1+1을 한 결과를 LLM의 응답을 받으면 ConversationSummaryMemory가 응답결과에 관여한다. 내부적으로 체인을 가지고 있다. 자체적으로 Language Model에 요청하는 PromptTemplate이 있다. PromptTemplate이 LLM에 요청하고 응답결과를 요약한다. 그리고 다음 질문 때 이전 요약정보를 System Message로 전달한다.

코드로 작성해보자.

from langchain_openai.chat_models import ChatOpenAI
from langchain.chains import LLMChain
from langchain.prompts import (
    MessagesPlaceholder,
    HumanMessagePromptTemplate,
    ChatPromptTemplate,
)
from langchain.memory import (
    ConversationSummaryMemory
)

from dotenv import load_dotenv

load_dotenv()

chat = ChatOpenAI(verbose=True)
memory = ConversationSummaryMemory(
    memory_key="messages",
    return_messages=True,
    llm=chat,
)
prompt = ChatPromptTemplate(
    input_variables=["content", "messages"],
    messages=[
        MessagesPlaceholder(variable_name="messages"),
        HumanMessagePromptTemplate.from_template("{content}"),
    ],
)

chain = LLMChain(llm=chat, prompt=prompt, memory=memory, verbose=True)

while True:
    content = input(">> ")

    result = chain.invoke({"content": content})

    print(result["text"])

실행해보면 아래와 같다. 디버깅을 위해 verbose=True를 추가하였다.

>> What is 1+1?


> Entering new LLMChain chain...
Prompt after formatting:
System: 
Human: What is 1+1?

> Finished chain.
1 + 1 equals 2.
>> And 3 more?


> Entering new LLMChain chain...
Prompt after formatting:
System: The human asks what the AI thinks of artificial intelligence. The AI thinks artificial intelligence is a force for good because it will help humans reach their full potential. When asked what 1+1 is, the AI responds that 1 + 1 equals 2.
Human: And 3 more?

> Finished chain.
Adding 3 to 2 equals 5.
>> And 5 more?


> Entering new LLMChain chain...
Prompt after formatting:
System: The human asks what the AI thinks of artificial intelligence.
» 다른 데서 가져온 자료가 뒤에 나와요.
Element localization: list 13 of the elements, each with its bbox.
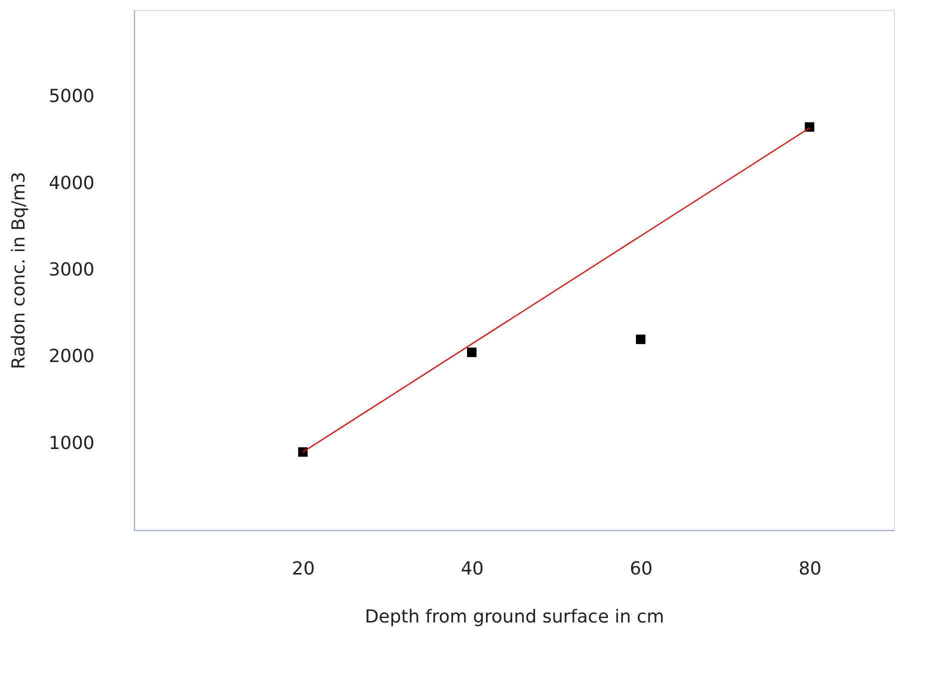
y-tick-label: 5000 (48, 86, 94, 108)
x-tick-label: 20 (292, 558, 315, 580)
y-axis-title: Radon conc. in Bq/m3 (8, 172, 30, 370)
x-tick-label: 80 (798, 558, 822, 580)
point (467, 348, 477, 358)
y-tick-label: 4000 (48, 172, 94, 194)
y-tick-label: 3000 (48, 260, 94, 280)
x-tick-label: 60 (630, 558, 653, 580)
x-axis-title: Depth from ground surface in cm (364, 606, 664, 628)
x-tick-label: 40 (460, 558, 484, 580)
y-tick-label: 2000 (48, 346, 94, 368)
y-tick-label: 1000 (48, 432, 94, 454)
point (636, 334, 646, 344)
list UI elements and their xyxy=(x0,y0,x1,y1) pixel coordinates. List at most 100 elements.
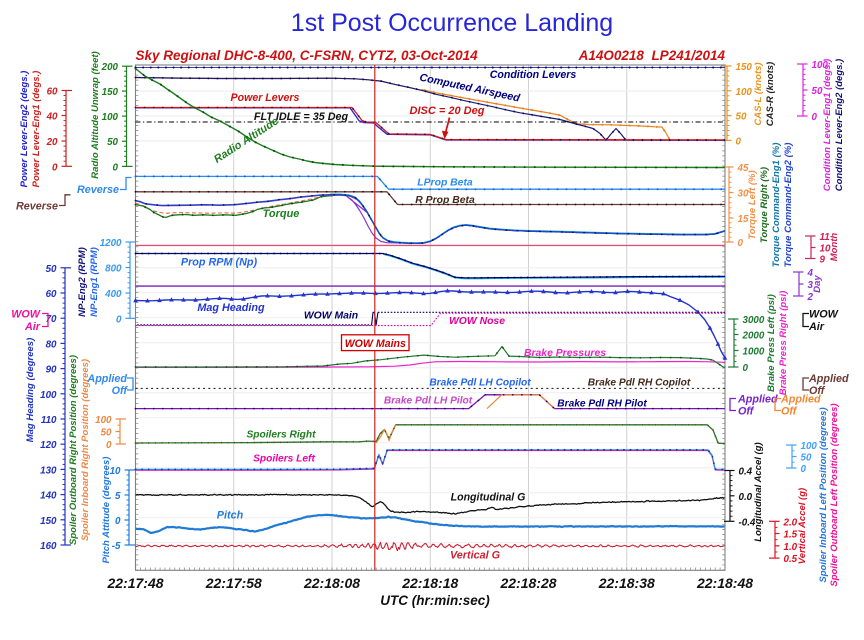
svg-text:130: 130 xyxy=(40,465,57,476)
svg-text:60: 60 xyxy=(47,87,58,98)
svg-text:WOW Nose: WOW Nose xyxy=(449,316,505,327)
svg-text:400: 400 xyxy=(104,289,122,300)
svg-text:50: 50 xyxy=(46,264,57,275)
svg-text:Air: Air xyxy=(24,321,41,333)
svg-text:Spoiler Outboard Left Position: Spoiler Outboard Left Position (degrees) xyxy=(829,403,840,586)
svg-text:Longitudinal Accel (g): Longitudinal Accel (g) xyxy=(753,442,764,541)
svg-text:100: 100 xyxy=(95,415,112,426)
svg-text:WOW: WOW xyxy=(809,309,839,321)
svg-text:10: 10 xyxy=(820,244,831,255)
svg-text:1200: 1200 xyxy=(100,238,122,249)
svg-text:50: 50 xyxy=(107,137,118,148)
svg-text:3000: 3000 xyxy=(743,315,765,326)
svg-text:0: 0 xyxy=(812,112,818,123)
svg-text:0.4: 0.4 xyxy=(739,467,753,478)
svg-text:2000: 2000 xyxy=(742,331,765,342)
svg-text:10: 10 xyxy=(110,466,121,477)
svg-text:150: 150 xyxy=(736,62,753,73)
svg-text:22:18:38: 22:18:38 xyxy=(598,575,655,591)
svg-text:Sky Regional DHC-8-400, C-FSRN: Sky Regional DHC-8-400, C-FSRN, CYTZ, 03… xyxy=(136,48,479,63)
svg-text:60: 60 xyxy=(46,289,57,300)
svg-text:Torque Command-Eng2 (%): Torque Command-Eng2 (%) xyxy=(783,143,794,268)
svg-text:22:17:58: 22:17:58 xyxy=(205,575,262,591)
svg-text:0: 0 xyxy=(113,162,119,173)
svg-text:Brake Pdl RH Copilot: Brake Pdl RH Copilot xyxy=(588,378,691,389)
svg-text:140: 140 xyxy=(40,491,57,502)
svg-text:100: 100 xyxy=(736,87,753,98)
svg-text:50: 50 xyxy=(736,112,747,123)
svg-text:Off: Off xyxy=(738,406,755,418)
svg-text:Month: Month xyxy=(829,233,840,262)
svg-text:Pitch Attitude (degrees): Pitch Attitude (degrees) xyxy=(101,457,112,564)
svg-text:CAS-R (knots): CAS-R (knots) xyxy=(765,62,776,126)
svg-text:Condition Lever-Eng2 (degs.): Condition Lever-Eng2 (degs.) xyxy=(834,59,845,191)
svg-text:1000: 1000 xyxy=(743,347,765,358)
svg-text:80: 80 xyxy=(46,339,57,350)
svg-text:Brake Pdl LH Copilot: Brake Pdl LH Copilot xyxy=(429,378,531,389)
svg-text:Applied: Applied xyxy=(86,373,127,385)
svg-text:50: 50 xyxy=(101,428,112,439)
svg-text:Pitch: Pitch xyxy=(217,510,244,522)
svg-text:2: 2 xyxy=(807,292,814,303)
svg-text:1.0: 1.0 xyxy=(784,542,798,553)
svg-text:120: 120 xyxy=(40,440,57,451)
svg-text:3: 3 xyxy=(808,280,814,291)
svg-text:Brake Pdl RH Pilot: Brake Pdl RH Pilot xyxy=(557,399,647,410)
svg-text:Off: Off xyxy=(781,406,798,418)
svg-text:0: 0 xyxy=(116,314,122,325)
svg-text:150: 150 xyxy=(102,87,119,98)
svg-text:1st Post Occurrence Landing: 1st Post Occurrence Landing xyxy=(291,9,613,37)
svg-text:90: 90 xyxy=(46,365,57,376)
svg-text:100: 100 xyxy=(801,441,818,452)
svg-text:Mag Heading (degrees): Mag Heading (degrees) xyxy=(25,338,36,443)
svg-text:11: 11 xyxy=(820,232,830,243)
svg-text:Spoiler Outboard Right Positio: Spoiler Outboard Right Position (degrees… xyxy=(68,355,79,545)
svg-text:-5: -5 xyxy=(112,541,121,552)
svg-text:Vertical Accel (g): Vertical Accel (g) xyxy=(797,488,808,564)
svg-text:0: 0 xyxy=(738,238,744,249)
svg-text:WOW: WOW xyxy=(11,309,41,321)
svg-text:Brake Pdl LH Pilot: Brake Pdl LH Pilot xyxy=(384,396,473,407)
svg-text:40: 40 xyxy=(46,112,58,123)
svg-text:Brake Pressures: Brake Pressures xyxy=(524,348,606,359)
svg-text:100: 100 xyxy=(40,390,57,401)
svg-text:Applied: Applied xyxy=(808,373,849,385)
svg-text:0: 0 xyxy=(115,516,121,527)
svg-text:R Prop Beta: R Prop Beta xyxy=(415,195,475,206)
svg-text:Air: Air xyxy=(808,321,825,333)
svg-text:Condition Levers: Condition Levers xyxy=(490,69,577,81)
svg-text:Radio Altitude Unwrap (feet): Radio Altitude Unwrap (feet) xyxy=(90,51,101,178)
svg-text:Off: Off xyxy=(112,385,129,397)
svg-text:DISC = 20 Deg: DISC = 20 Deg xyxy=(410,105,485,117)
svg-text:Reverse: Reverse xyxy=(16,201,58,213)
svg-text:200: 200 xyxy=(101,62,119,73)
svg-text:Spoilers Right: Spoilers Right xyxy=(246,430,316,441)
svg-text:Prop RPM (Np): Prop RPM (Np) xyxy=(181,257,258,269)
svg-text:160: 160 xyxy=(40,541,57,552)
svg-text:0: 0 xyxy=(106,440,112,451)
svg-text:Brake Press Left (psi): Brake Press Left (psi) xyxy=(766,294,777,392)
svg-text:Spoiler Inboard Left Position: Spoiler Inboard Left Position (degrees) xyxy=(818,407,829,582)
svg-text:800: 800 xyxy=(105,264,122,275)
svg-text:NP-Eng2 (RPM): NP-Eng2 (RPM) xyxy=(77,247,88,317)
svg-text:45: 45 xyxy=(737,163,749,174)
svg-text:22:18:28: 22:18:28 xyxy=(499,575,556,591)
svg-text:Spoiler Inboard Right Position: Spoiler Inboard Right Position (degrees) xyxy=(80,359,91,541)
svg-text:4: 4 xyxy=(807,268,814,279)
svg-text:UTC (hr:min:sec): UTC (hr:min:sec) xyxy=(380,593,490,608)
svg-text:CAS-L (knots): CAS-L (knots) xyxy=(753,62,764,125)
svg-text:LProp Beta: LProp Beta xyxy=(417,178,473,189)
svg-text:A14O0218 LP241/2014: A14O0218 LP241/2014 xyxy=(578,48,726,63)
svg-text:100: 100 xyxy=(102,112,119,123)
svg-text:50: 50 xyxy=(812,86,823,97)
svg-text:Spoilers Left: Spoilers Left xyxy=(253,454,315,465)
svg-text:Mag Heading: Mag Heading xyxy=(197,302,265,314)
svg-text:Brake Press Right (psi): Brake Press Right (psi) xyxy=(778,291,789,396)
svg-text:0: 0 xyxy=(801,464,807,475)
svg-text:30: 30 xyxy=(738,189,749,200)
svg-text:Torque Right (%): Torque Right (%) xyxy=(759,167,770,243)
svg-text:Applied: Applied xyxy=(737,394,778,406)
svg-text:0.5: 0.5 xyxy=(784,554,798,565)
svg-text:20: 20 xyxy=(46,137,58,148)
svg-text:Torque: Torque xyxy=(263,208,300,220)
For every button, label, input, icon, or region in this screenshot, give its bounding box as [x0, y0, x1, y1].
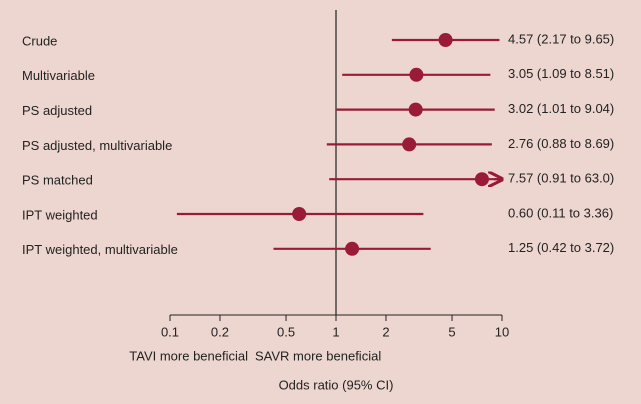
row-label: PS adjusted: [22, 103, 92, 118]
row-label: IPT weighted, multivariable: [22, 242, 178, 257]
x-tick-label: 10: [495, 324, 509, 339]
x-tick-label: 1: [332, 324, 339, 339]
left-annotation: TAVI more beneficial: [129, 348, 248, 363]
value-label: 3.05 (1.09 to 8.51): [508, 66, 614, 81]
value-label: 2.76 (0.88 to 8.69): [508, 136, 614, 151]
estimate-point: [292, 207, 307, 221]
value-label: 7.57 (0.91 to 63.0): [508, 171, 614, 186]
right-annotation: SAVR more beneficial: [255, 348, 381, 363]
estimate-point: [408, 102, 423, 117]
x-tick-label: 0.2: [211, 324, 229, 339]
row-label: PS matched: [22, 173, 93, 188]
x-tick-label: 0.1: [161, 324, 179, 339]
estimate-point: [345, 241, 360, 256]
estimate-point: [438, 33, 453, 47]
estimate-point: [402, 137, 417, 152]
value-label: 3.02 (1.01 to 9.04): [508, 101, 614, 116]
x-tick-label: 0.5: [277, 324, 295, 339]
value-label: 1.25 (0.42 to 3.72): [508, 240, 614, 255]
x-tick-label: 5: [448, 324, 455, 339]
row-label: Multivariable: [22, 68, 95, 83]
row-label: PS adjusted, multivariable: [22, 138, 172, 153]
x-tick-label: 2: [382, 324, 389, 339]
row-label: IPT weighted: [22, 207, 98, 222]
row-label: Crude: [22, 33, 57, 48]
value-label: 0.60 (0.11 to 3.36): [508, 205, 613, 220]
estimate-point: [474, 172, 489, 187]
estimate-point: [409, 67, 424, 82]
value-label: 4.57 (2.17 to 9.65): [508, 31, 614, 46]
x-axis-label: Odds ratio (95% CI): [279, 377, 394, 392]
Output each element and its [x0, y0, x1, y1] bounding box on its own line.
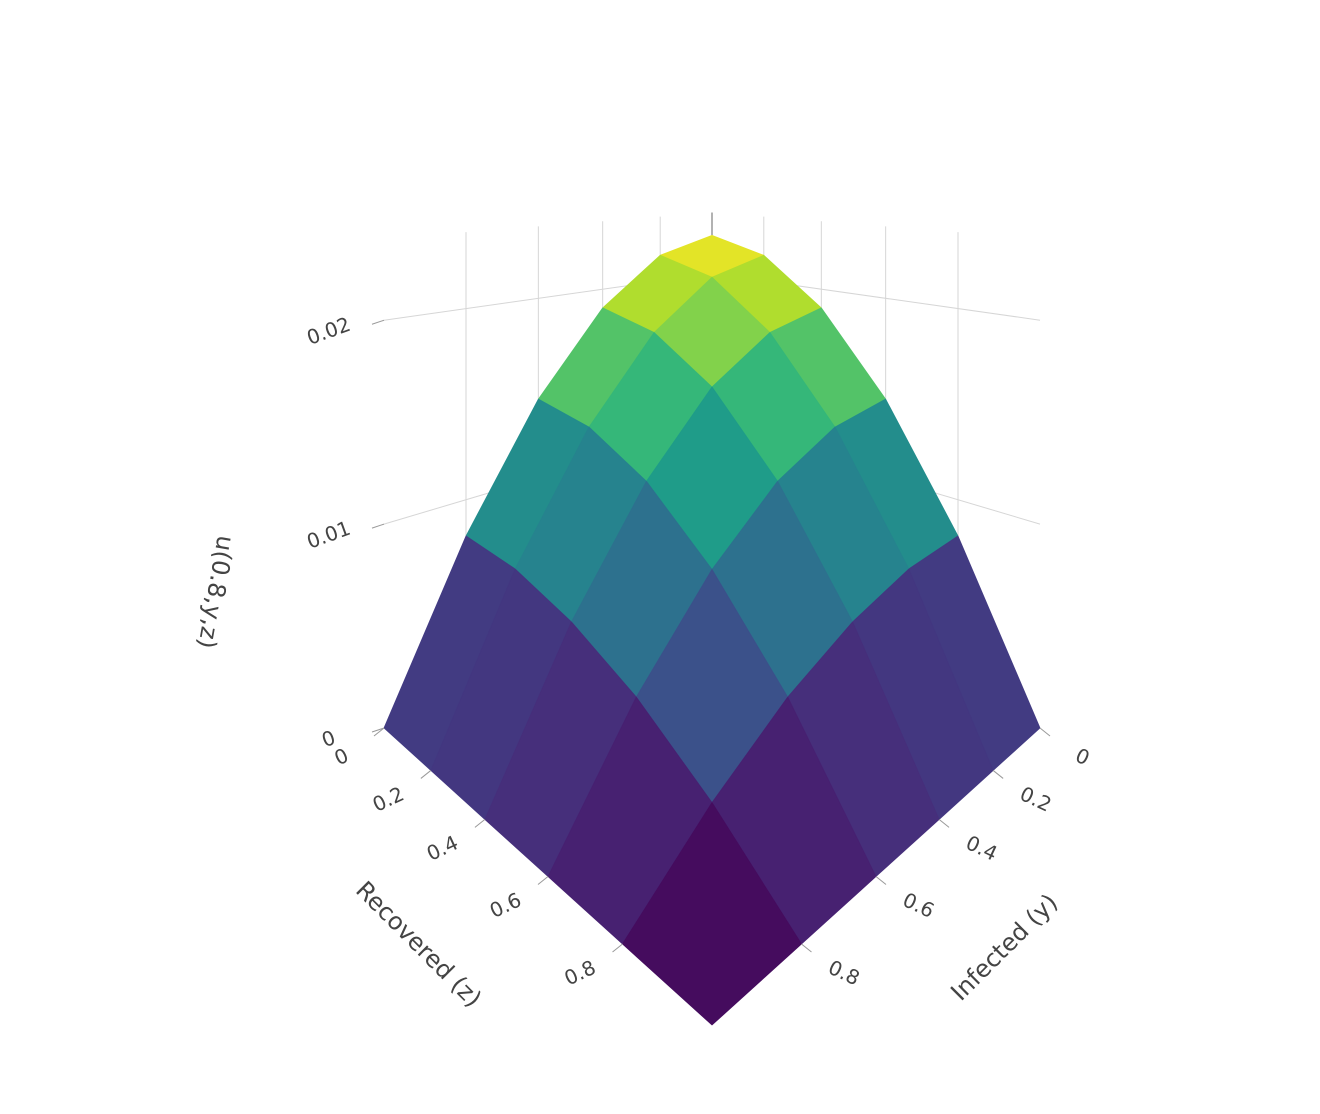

The AI thinks artificial intelligence is a force for good because it will help humans reach their full potential. When asked what 1+1 is, the AI responds that 1 + 1 equals 2. Adding 3 more to 2 equals 5, according to the AI.
Human: And 5 more?

> Finished chain.
Adding 5 more to 5 equals 10, according to the AI.

prompt에서 User 메시지에 이전대화를 요약해서 넣어주는 것을 확인할 수 있다.